Before the Ukraine conflict, Russia was Europe's number one gas supplier. Russia has lost almost all of its European customers as the European Union sought to wean itself off Russian energy and after the Nord Stream pipeline carrying Russian gas to Germany blew up in 2022.
Since the discovery of major gas fields in Siberia after World War II, Soviet and post-Soviet leaders have spent half a century building an energy business that connected the Soviet Union, then Russia, with European economies.
The conflict in Ukraine and the Nord Stream pipeline explosions have all but destroyed the connection, damaging the economies of both Russia and Europe. Europe is now more dependent on gas supplies from the United States.
Russian gas supplies to Europe via Ukraine have now fallen significantly. Russia will transport about 15 billion cubic metres of gas through Ukraine in 2023 - just 8% of the amount of gas Russia delivered to Europe via various routes during the peak period of 2018-2019.
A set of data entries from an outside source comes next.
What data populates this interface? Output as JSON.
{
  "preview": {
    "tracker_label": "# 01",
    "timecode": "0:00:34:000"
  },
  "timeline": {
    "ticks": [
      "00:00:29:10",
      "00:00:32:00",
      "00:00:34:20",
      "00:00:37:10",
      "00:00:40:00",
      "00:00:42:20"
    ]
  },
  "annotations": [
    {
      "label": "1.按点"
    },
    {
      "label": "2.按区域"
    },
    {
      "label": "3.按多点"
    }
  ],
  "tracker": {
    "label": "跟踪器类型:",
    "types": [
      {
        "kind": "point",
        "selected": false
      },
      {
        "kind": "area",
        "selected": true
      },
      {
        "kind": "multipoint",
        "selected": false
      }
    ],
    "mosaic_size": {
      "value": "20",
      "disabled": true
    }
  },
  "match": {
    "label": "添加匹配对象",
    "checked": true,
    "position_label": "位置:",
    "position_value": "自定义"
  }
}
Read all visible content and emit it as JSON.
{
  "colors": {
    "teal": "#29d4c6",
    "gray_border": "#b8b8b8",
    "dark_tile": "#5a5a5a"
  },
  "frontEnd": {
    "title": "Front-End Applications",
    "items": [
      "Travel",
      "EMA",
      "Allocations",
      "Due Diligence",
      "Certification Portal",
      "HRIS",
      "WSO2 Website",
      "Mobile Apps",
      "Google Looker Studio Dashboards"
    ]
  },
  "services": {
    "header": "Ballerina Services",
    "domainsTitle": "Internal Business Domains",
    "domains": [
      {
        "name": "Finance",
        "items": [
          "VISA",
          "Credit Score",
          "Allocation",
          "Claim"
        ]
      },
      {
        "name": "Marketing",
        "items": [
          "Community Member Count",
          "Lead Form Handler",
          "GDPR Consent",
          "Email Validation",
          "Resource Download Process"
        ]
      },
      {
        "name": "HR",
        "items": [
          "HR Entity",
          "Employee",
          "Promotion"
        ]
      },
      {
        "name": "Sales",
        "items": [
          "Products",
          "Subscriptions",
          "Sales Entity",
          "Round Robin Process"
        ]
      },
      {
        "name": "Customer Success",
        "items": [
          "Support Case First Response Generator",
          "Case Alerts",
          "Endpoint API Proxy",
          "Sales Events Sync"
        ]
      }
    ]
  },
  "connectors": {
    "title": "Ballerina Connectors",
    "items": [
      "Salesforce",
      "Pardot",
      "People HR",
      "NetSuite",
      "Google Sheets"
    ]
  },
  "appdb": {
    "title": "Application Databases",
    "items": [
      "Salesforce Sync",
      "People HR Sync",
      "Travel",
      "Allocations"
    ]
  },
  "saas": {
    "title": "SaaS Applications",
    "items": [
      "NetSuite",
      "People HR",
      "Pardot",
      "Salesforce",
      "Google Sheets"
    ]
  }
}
The Urengoy - Pomary - Uzhgorod pipeline from the Soviet era carries gas from Siberia through the town of Sudzha - currently controlled by the Ukrainian military - in Russia's Kursk region. The gas from the pipeline will go to Ukraine and then to Slovakia.
About 14.65 billion cubic metres of gas will be supplied via Sudzha in 2023, equivalent to about half of Russia's gas exports to Europe. EU gas consumption will fall to 295 billion cubic meters in 2023.